Clawdbot With Teeth

Everyone’s buying Mac Minis to run Clawdbot. My Twitter feed is full of them—unboxing photos, screenshots of Discord bots running 24/7, people bragging about their “always-on AI assistant.” I get the appeal. Low power, clean setup, sits quietly on a shelf while your agent handles tasks in the background.

But here’s what those setups actually are: expensive API routers. The Mac handles orchestration—message routing, session management, tool execution—while Claude or GPT does the actual thinking. Every inference call goes out to the cloud. The Mac Mini is a middleman with good cable management.

I went a different direction.

The 5090 Setup

I’ve got an ASUS ROG Strix SCAR 18 with an RTX 5090 on the way. 24GB VRAM, running Ubuntu 24.04. This machine isn’t a router—it’s a workhorse. Qwen3-30B-A3B runs locally on this thing. That’s a model with 30 billion parameters, only 3 billion active per inference thanks to mixture-of-experts architecture. It would’ve been frontier-class 18 months ago. Now it screams on a laptop GPU.

The plan is to set up Clawdbot on the 5090 and actually teach it the business. Not just “here’s my calendar”—I mean deep context. Wild Pines projects, client histories, our content pipeline, how we build things. I want an agent that understands our workflows well enough to do real work, not just answer questions about work.

Claude Max Pro stays in the mix for the hard stuff. Opus 4.5 is still the best model available and some tasks genuinely need it. But the local compute handles the daily volume—summarization, code review, research, drafting—so I’m not burning through my Opus budget on routine tasks. The 5090 does the heavy lifting. Opus handles the precision strikes.

The Upgrade Question

I’m considering turning this into a full AI datacenter by adding an NVIDIA DGX Spark. 128GB unified memory. Enough to run Qwen3-235B—a 235 billion parameter model that physically cannot fit on consumer hardware. Deep reasoning. Massive context windows. Throw a 500-page contract at it and let it process the whole thing in a single pass.

But that’s a $4,000 box. I don’t want to buy hardware that sits idle because I overestimated what I’d actually use it for.

So I’m going to make Clawdbot argue for it.

Get the 5090 setup running first. Let Clawdbot learn the business, understand the workflows, run into the walls. Let it hit tasks where it needs to say “I can’t fit this in context” or “this reasoning chain would take too long locally.” Then I’ll ask it to build the case for the Spark. Plan the use cases. Justify the spend. Show me the workflows that would unlock.

If Clawdbot can’t make a compelling argument for its own compute upgrade, maybe it doesn’t need it. If it can—if it’s hitting real limits and can articulate exactly what more compute would enable—then I’ll know the investment is worth it.

Freedom and Trajectory

The real value here isn’t cost savings on API calls. It’s freedom.

I can run thinking models with massive chain-of-thought outputs all day. Let an agent reason through a complex problem for twenty minutes without watching a meter tick. Load an entire codebase into context and ask architectural questions. Process sensitive business data without it ever leaving my machines.

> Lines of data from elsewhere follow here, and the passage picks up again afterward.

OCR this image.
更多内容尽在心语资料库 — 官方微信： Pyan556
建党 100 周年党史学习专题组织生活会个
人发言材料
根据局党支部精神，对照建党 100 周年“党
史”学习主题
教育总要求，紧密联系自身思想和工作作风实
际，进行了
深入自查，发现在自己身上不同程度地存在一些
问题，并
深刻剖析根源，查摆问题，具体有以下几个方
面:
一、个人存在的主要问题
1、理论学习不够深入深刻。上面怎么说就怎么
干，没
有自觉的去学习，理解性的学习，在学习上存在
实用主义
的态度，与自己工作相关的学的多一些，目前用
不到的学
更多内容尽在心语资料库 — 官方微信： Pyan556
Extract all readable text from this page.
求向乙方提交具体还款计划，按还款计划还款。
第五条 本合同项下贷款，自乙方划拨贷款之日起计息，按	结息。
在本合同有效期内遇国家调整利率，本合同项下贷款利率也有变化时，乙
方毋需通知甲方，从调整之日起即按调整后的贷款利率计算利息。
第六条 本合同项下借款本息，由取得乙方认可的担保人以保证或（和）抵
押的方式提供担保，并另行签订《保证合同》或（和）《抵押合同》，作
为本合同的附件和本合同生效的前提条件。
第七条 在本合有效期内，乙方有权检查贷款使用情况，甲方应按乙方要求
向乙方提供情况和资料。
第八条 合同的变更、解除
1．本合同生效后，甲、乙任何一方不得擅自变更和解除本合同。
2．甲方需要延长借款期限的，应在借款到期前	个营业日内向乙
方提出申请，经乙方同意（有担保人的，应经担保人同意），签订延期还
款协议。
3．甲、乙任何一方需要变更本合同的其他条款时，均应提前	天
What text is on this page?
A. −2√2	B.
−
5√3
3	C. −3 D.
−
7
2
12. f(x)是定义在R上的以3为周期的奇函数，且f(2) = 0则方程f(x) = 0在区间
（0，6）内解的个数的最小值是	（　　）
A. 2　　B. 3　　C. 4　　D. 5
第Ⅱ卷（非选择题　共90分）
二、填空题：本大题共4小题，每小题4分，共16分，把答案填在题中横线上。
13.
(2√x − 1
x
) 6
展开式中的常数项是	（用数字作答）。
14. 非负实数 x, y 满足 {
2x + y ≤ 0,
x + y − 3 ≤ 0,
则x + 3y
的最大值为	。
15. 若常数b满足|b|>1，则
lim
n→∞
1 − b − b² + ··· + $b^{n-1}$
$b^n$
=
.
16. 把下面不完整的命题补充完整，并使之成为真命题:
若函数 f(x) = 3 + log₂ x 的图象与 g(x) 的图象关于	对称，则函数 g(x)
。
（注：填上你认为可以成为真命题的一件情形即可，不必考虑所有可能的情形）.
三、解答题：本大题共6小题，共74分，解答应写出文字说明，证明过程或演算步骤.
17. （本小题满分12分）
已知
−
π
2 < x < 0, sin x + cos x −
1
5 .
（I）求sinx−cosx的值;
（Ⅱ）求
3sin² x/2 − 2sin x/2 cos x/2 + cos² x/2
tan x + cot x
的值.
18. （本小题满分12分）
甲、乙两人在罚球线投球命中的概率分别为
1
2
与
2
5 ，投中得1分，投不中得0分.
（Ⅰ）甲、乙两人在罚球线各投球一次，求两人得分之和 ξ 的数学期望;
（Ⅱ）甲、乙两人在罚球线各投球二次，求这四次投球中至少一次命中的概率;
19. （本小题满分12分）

No rate limits. No vendor lock-in. No “is this task worth the API call” calculus that makes you second-guess every interaction. The compute is mine. I use it however I want.

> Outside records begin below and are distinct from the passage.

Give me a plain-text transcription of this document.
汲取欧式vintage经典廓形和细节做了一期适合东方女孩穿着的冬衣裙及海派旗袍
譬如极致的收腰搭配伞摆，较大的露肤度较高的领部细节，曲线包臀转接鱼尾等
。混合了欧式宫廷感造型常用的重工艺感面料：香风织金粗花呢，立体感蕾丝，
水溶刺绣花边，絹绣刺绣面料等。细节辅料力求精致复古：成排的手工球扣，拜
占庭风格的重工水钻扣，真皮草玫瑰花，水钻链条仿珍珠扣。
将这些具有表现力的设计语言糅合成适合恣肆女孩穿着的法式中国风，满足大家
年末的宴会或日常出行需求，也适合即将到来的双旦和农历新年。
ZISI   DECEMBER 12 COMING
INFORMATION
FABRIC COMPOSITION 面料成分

And the timing is right. Local models finally crossed the threshold where this makes sense. Open source caught up. Qwen, DeepSeek, GLM are matching last year’s cloud flagships on coding and reasoning benchmarks. A year ago, running models locally meant real compromise. Now it means running capable models on your own hardware—and the next generation will be better. Every six months, what you can run locally gets more impressive.

This is infrastructure that grows more valuable over time. The compute I invest in now will run whatever drops next.

The Bottom Line

I’m building toward something: a mini AI datacenter run by my own AI assistant. Real compute for coding, research, content, analysis—without asking permission or watching a meter. Infrastructure I own and control.

But first, the 5090 has to prove the concept. And Clawdbot has to earn its upgrade.